I think the third is the catch-all: it just isn't working for you for some reason and you could get more value by being elsewhere.

As long as people enter and exit courteously, it no longer phases me as a presenter. It's nice if those arriving late can politely hang back for a few minutes and get the feel for what has been going on or give me a chance to connect them to the larger conversation.

Brian:

You have aptly identified the traditional, old-school, old-guard unspoken presenter-attendee agreement:
• The conference organizers know what’s best for you.
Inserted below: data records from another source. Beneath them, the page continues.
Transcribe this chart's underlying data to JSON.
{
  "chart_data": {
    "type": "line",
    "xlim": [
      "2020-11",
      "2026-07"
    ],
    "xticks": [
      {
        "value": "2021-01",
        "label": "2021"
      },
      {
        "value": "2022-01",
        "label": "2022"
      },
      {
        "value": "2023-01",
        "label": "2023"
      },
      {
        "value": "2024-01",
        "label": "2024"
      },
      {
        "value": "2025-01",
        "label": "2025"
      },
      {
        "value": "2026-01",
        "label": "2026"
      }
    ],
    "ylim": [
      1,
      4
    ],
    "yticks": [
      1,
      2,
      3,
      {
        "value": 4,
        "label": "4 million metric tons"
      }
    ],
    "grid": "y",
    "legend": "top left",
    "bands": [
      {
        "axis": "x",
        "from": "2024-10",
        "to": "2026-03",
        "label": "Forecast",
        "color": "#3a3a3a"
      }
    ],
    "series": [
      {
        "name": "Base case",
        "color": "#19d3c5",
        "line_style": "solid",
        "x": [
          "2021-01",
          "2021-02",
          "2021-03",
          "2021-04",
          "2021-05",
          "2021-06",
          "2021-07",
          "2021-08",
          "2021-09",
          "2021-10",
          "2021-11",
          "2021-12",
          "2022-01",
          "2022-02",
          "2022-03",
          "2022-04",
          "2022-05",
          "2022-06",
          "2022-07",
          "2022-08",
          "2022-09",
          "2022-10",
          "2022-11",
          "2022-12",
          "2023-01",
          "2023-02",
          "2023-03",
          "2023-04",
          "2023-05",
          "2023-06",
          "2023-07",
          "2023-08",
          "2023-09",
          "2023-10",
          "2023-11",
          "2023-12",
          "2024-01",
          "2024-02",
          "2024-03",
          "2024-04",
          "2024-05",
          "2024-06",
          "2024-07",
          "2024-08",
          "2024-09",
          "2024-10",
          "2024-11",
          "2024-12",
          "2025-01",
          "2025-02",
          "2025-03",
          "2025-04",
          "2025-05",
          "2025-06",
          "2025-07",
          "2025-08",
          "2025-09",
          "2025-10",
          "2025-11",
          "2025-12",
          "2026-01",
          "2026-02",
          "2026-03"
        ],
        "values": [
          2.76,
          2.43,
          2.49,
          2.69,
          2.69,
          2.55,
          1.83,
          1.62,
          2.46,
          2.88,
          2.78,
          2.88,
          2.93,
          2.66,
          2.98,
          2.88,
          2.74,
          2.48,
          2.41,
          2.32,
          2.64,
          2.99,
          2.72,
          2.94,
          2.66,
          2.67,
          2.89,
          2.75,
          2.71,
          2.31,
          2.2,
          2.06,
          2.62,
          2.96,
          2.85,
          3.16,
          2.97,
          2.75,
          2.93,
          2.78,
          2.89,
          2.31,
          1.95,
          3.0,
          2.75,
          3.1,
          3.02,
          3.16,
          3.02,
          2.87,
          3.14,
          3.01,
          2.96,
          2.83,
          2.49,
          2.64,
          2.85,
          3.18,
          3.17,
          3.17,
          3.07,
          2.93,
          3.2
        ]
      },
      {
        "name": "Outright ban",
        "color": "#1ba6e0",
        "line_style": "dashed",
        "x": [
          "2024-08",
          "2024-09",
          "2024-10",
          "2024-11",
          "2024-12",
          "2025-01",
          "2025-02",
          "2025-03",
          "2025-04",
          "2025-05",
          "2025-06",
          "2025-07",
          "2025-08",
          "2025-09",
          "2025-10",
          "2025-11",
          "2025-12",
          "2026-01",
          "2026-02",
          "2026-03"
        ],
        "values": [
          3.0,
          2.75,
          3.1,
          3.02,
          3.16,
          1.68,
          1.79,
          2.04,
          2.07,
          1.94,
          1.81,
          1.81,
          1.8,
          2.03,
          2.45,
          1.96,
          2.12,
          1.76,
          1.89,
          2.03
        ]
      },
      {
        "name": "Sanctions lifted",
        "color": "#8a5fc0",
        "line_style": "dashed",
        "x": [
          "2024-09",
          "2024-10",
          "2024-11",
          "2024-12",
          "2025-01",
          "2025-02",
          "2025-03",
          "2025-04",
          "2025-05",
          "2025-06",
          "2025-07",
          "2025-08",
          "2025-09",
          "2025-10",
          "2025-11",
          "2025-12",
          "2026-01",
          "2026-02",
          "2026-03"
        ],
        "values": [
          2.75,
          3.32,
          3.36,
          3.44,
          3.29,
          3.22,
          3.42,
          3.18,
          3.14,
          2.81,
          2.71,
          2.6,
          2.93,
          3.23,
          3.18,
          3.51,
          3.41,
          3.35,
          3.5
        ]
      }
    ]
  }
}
Accept it and attend all their events.
• The presentation description, if there is one at all, does not need to match the actual presentation.
• The presenter reserves the right to deliver a different presentation.
• This presentation is about and for the speaker, not you the attendee.
• Once you enter the room, sit down, be quiet, don't move and don't get up to leave out of respect for the presenter. They spent hours planning this for you. Consume it and be grateful.
• Eyes and face forward, watching the presenter intently. (Actually, looking at the back of the heads in front of you straining to see the presenter.)
• Take notes on paper quietly.
• Don’t speak unless spoken to by the presenter.
• Did we tell you to be quiet?
• Don’t leave until the end of the presentation, regardless if it’s not what you expected.
• Save all questions until the end of the presentation.
• Don’t complain. It cost the organization money, time and labor to set this up for you. Accept it.
• If you must complain, do it in the hallways quietly to your friends. And don't talk negatively about the experience.

Today's attendee-presenter agreement:
Take learning into your own hands. You are not held hostage by a presentation that does not meet your needs or is poorly delivered. Get up and do something productive instead of wasting time if it's not the right fit for you.

Actually, it's time for the conference attendee bill of rights. Think I'll write more about that.